Though it starts off with a banger of an intro cutscene. It does hit the feels.

The main hindrance to your town’s growth isn’t resources, but enough people to work on extracting and building structures with them. You can only find more people if you scout nearby areas, but can only scout further away if you acquire enough resources to improve your logistics. The beginning of the game became an exercise in patience, as the resources were somewhat easy to find, but everything else would take ages to complete. I just didn’t have enough manpower to improve my town, and doing so was easier said than done.

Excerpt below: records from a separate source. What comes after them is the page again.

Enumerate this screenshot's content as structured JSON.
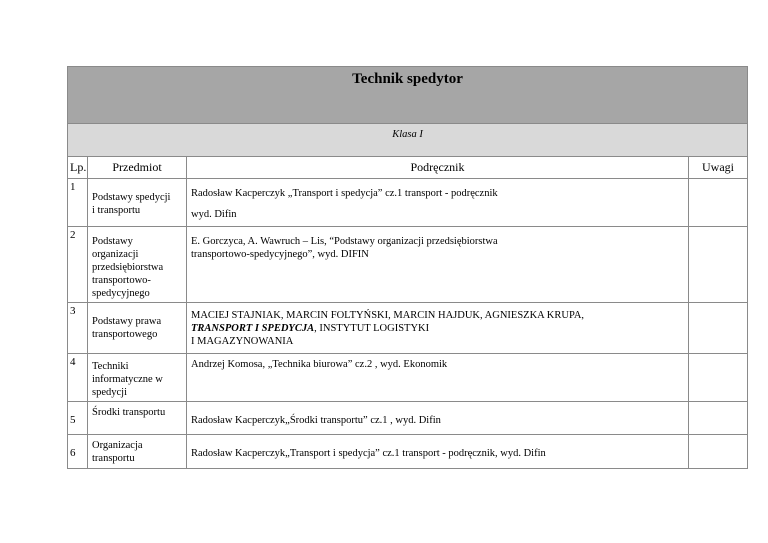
{
  "title": "Technik spedytor",
  "class_label": "Klasa I",
  "headers": {
    "lp": "Lp.",
    "subject": "Przedmiot",
    "textbook": "Podręcznik",
    "notes": "Uwagi"
  },
  "rows": [
    {
      "lp": "1",
      "subject": "Podstawy spedycji\ni transportu",
      "textbook": "Radosław Kacperczyk „Transport i spedycja” cz.1 transport - podręcznik",
      "textbook_line2": "wyd.  Difin",
      "notes": ""
    },
    {
      "lp": "2",
      "subject": "Podstawy organizacji przedsiębiorstwa transportowo-spedycyjnego",
      "textbook": "E. Gorczyca, A. Wawruch – Lis, “Podstawy organizacji przedsiębiorstwa transportowo-spedycyjnego”, wyd. DIFIN",
      "notes": ""
    },
    {
      "lp": "3",
      "subject": "Podstawy prawa transportowego",
      "textbook_before": "MACIEJ STAJNIAK, MARCIN FOLTYŃSKI, MARCIN HAJDUK, AGNIESZKA KRUPA, ",
      "textbook_title": "TRANSPORT I SPEDYCJA",
      "textbook_after": ", INSTYTUT LOGISTYKI\nI MAGAZYNOWANIA",
      "notes": ""
    },
    {
      "lp": "4",
      "subject": "Techniki informatyczne w spedycji",
      "textbook": "Andrzej Komosa, „Technika biurowa” cz.2 , wyd.  Ekonomik",
      "notes": ""
    },
    {
      "lp": "5",
      "subject": "Środki transportu",
      "textbook": "Radosław Kacperczyk„Środki transportu” cz.1 ,  wyd.  Difin",
      "notes": ""
    },
    {
      "lp": "6",
      "subject": "Organizacja transportu",
      "textbook": "Radosław Kacperczyk„Transport i spedycja” cz.1 transport - podręcznik, wyd. Difin",
      "notes": ""
    }
  ]
}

What kept me going was the prospect of an interesting outcome and the possibility of some “actions and consequences” conflicts further down the line, like those found in The Walking Dead. Also, the excellent music which was hyping me up from beginning to end. The moment I was able to create a somewhat sustainable logistics chain, letting me focus more on expanding my civilization rather than just complete favors and mandatory tasks, Floodland became a lot more interesting. Sure, it eventually reaches the point in every simulator, where things become way too overwhelming for you to deal with, not to mention the framerate issues when the map was filled with crap onscreen, but that’s when I was having more fun with it.

Floodland Base Camp

I’m not sure this is the post-apocalypse or just Lollapalooza.

I laud Floodland for being a shockingly niche game, aiming to please a very minute and specific subsection of gamers into survival, city builders, and strategy simulators all at once. It is flawed, being way too slow before it becomes really interesting, not to mention some performance issues, but it does indeed succeed at what it was developed for. It’s just a really hard sell for anyone besides this very specific niche of gamers, and not enough of a “city-builder” for those who are into the genre in particular.


Graphics: 7.0

There are some beautiful lighting effects which clash with the otherwise “decent at best” graphics. Some performance issues here and there, as well.

Gameplay: 7.0

A mixture between a city-builder (even though it barely feels like one), a strategy game, and a survival game. Overwhelming and slow at first, but with a decent tutorial to teach you the details.

Sound: 8.5

Like a ton of survival games, for some odd reason, Floodland features a soundtrack comprised of slide guitars and country twangs. It’s actually pretty good, and the voice acting isn’t bad either.

Fun Factor: 7.0

Floodland is a city builder which feels a bit too slow and initially punishing before you reach that point in which your infrastructure is sustainable enough to let you focus on growth first, issues second.

Final Verdict: 7.0

Floodland is available now on PC.

Reviewed on Intel i7-12700H, 16GB RAM, RTX 3060 6GB.

A copy of Floodland was provided by the publisher.